The world’s anti-doping authority has declared that Kenyan national athletics do not comply with international standards, putting the country’s participation in the Rio Olympics this summer at risk.
The World Anti-Doping Agency announced the recommendation from its independent review committee Thursday afternoon on Twitter:
The CRC cites issues with #Kenya's legislation which it says is not in line with the World Anti-Doping Code.— WADA (@wada_ama) May 12, 2016
The legislation WADA cites was approved last month. Facing pressure from WADA to crack down on cheating in sports, Kenyan President Uhuru Kenyatta signed an anti-doping bill that created a national agency that would fine and imprison athletes who are found to be guilty of doping, according to the BBC.

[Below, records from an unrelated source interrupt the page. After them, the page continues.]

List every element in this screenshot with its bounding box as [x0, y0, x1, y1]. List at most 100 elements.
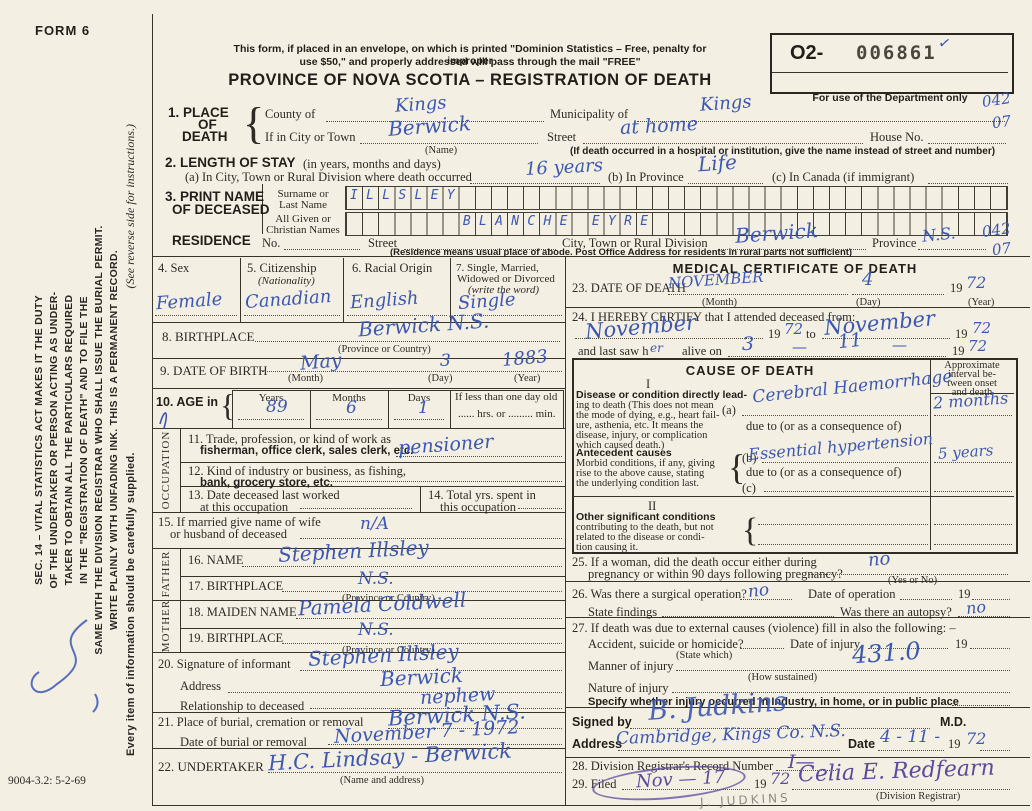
dotted-line	[668, 294, 848, 295]
street-value: at home	[619, 112, 699, 140]
dotted-line	[928, 143, 1006, 144]
other-cond-text4: tion causing it.	[576, 542, 639, 553]
racial-origin-value: English	[349, 287, 420, 314]
birth-day-value: 3	[440, 351, 451, 371]
dotted-line	[934, 524, 1012, 525]
rule	[310, 390, 311, 428]
s15-label2: or husband of deceased	[170, 527, 287, 541]
part-ii-label: II	[648, 499, 657, 513]
printed-19: 19	[948, 737, 961, 751]
rule	[574, 496, 1014, 497]
due-to-label: due to (or as a consequence of)	[746, 465, 902, 479]
form-title: PROVINCE OF NOVA SCOTIA – REGISTRATION O…	[228, 71, 712, 89]
residence-no-label: No.	[262, 236, 281, 250]
rule	[565, 617, 1030, 618]
years-label: Years	[258, 392, 284, 404]
manner-label: Manner of injury	[588, 659, 674, 673]
father-name-value: Stephen Illsley	[277, 535, 430, 567]
street-label: Street	[547, 130, 577, 144]
dotted-line	[622, 789, 750, 790]
rule	[565, 581, 1030, 582]
dotted-line	[360, 143, 538, 144]
serial-box	[770, 33, 1014, 94]
s6-label: 6. Racial Origin	[352, 261, 433, 275]
less-than-day-label: If less than one day old	[455, 391, 558, 403]
mother-maiden-value: Pamela Coldwell	[297, 587, 467, 621]
dotted-line	[970, 648, 1010, 649]
age-months-value: 6	[346, 398, 357, 418]
dotted-line	[618, 750, 840, 751]
rule	[180, 576, 565, 577]
dotted-line	[728, 356, 946, 357]
dotted-line	[742, 415, 928, 416]
dept-code: 07	[990, 238, 1013, 260]
dotted-line	[672, 692, 1010, 693]
hospital-note: (If death occurred in a hospital or inst…	[570, 146, 996, 157]
rule	[930, 393, 1014, 394]
rule	[152, 652, 565, 653]
s22-sublabel: (Name and address)	[340, 775, 424, 786]
last-saw-day: 3	[742, 333, 755, 355]
dash: —	[792, 338, 807, 356]
dotted-line	[470, 183, 600, 184]
md-label: M.D.	[940, 715, 967, 729]
dotted-line	[244, 315, 340, 316]
s2c-label: (c) In Canada (if immigrant)	[772, 170, 915, 184]
cause-a-label: (a)	[722, 403, 736, 417]
sidebar-reverse-note: (See reverse side for instructions.)	[123, 124, 137, 289]
dept-code: 042	[980, 89, 1012, 111]
dotted-line	[228, 692, 562, 693]
s9-day-sub: (Day)	[428, 373, 453, 384]
spouse-value: n/A	[360, 514, 389, 534]
dotted-line	[300, 508, 412, 509]
s4-label: 4. Sex	[158, 261, 190, 275]
disease-text5: disease, injury, or complication	[576, 430, 708, 441]
signed-date-value: 4 - 11 -	[880, 727, 941, 747]
division-registrar-sub: (Division Registrar)	[876, 791, 961, 802]
printed-19: 19	[950, 281, 963, 295]
surname-value: ILLSLEY	[350, 188, 463, 203]
given-name-value: BLANCHE EYRE	[350, 214, 657, 229]
signed-year-value: 72	[966, 729, 987, 748]
residence-city-label: City, Town or Rural Division	[562, 236, 708, 250]
s7-label1: 7. Single, Married,	[456, 262, 539, 274]
dotted-line	[762, 462, 928, 463]
disease-text6: which caused death.)	[576, 440, 665, 451]
rule	[343, 258, 344, 322]
mother-strip-rule	[180, 600, 181, 652]
s19-sublabel: (Province or Country)	[342, 645, 435, 656]
interval-column-rule	[930, 358, 931, 550]
interval-header3: tween onset	[947, 378, 997, 389]
filed-year-value: 72	[770, 769, 791, 788]
state-findings-label: State findings	[588, 605, 658, 619]
last-saw-label2: alive on	[682, 344, 722, 358]
rule	[180, 462, 565, 463]
age-years-value: 89	[266, 397, 288, 417]
mother-strip-label: MOTHER	[160, 599, 172, 653]
disease-text2: ing to death (This does not mean	[576, 400, 714, 411]
father-strip-rule	[180, 548, 181, 600]
dotted-line	[316, 419, 382, 420]
last-saw-fill: er	[650, 341, 663, 355]
rule	[565, 707, 1030, 708]
rule	[152, 322, 565, 323]
house-no-label: House No.	[870, 130, 924, 144]
signed-by-label: Signed by	[572, 715, 632, 729]
s21-label: 21. Place of burial, cremation or remova…	[158, 715, 364, 729]
s2-sublabel: (in years, months and days)	[303, 157, 441, 171]
dash: —	[892, 336, 907, 354]
accident-label: Accident, suicide or homicide?	[588, 637, 744, 651]
residence-prov-label: Province	[872, 236, 917, 250]
s12-label1: 12. Kind of industry or business, as fis…	[188, 464, 407, 478]
dotted-line	[688, 183, 763, 184]
dotted-line	[282, 643, 562, 644]
part-i-label: I	[646, 377, 651, 391]
dotted-line	[808, 574, 1008, 575]
occupation-strip-label: OCCUPATION	[160, 430, 172, 510]
dotted-line	[792, 789, 1010, 790]
bottom-rule	[152, 805, 1030, 806]
autopsy-value: no	[965, 597, 987, 618]
municipality-value: Kings	[699, 91, 753, 116]
rule	[152, 388, 565, 389]
disease-text4: ure, asthenia, etc. It means the	[576, 420, 704, 431]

The committee’s recommendation must be ratified by WADA’s board, The Guardian reports. The decision to ban Kenya from participating in the summer games is up to the International Olympic Committee.
The International Association of Athletics Federations (IAAF), the global governing body for athletics, investigated doping allegations in Kenya last year. Dick Pound, the former president of WADA and chair of its independent committee, said in November that it is “pretty clear that there is a lot of performance-enhancing drugs being used” in Kenya. Pound led the investigation of Russian athletics that in November alleged widespread doping by athletes and corruption among officials. In response, the IAAF suspended Russia’s membership in the association. WADA officials were sent Russia to overhaul its anti-doping practices in time for Rio, and IAAF will decide on Russia’s membership in June.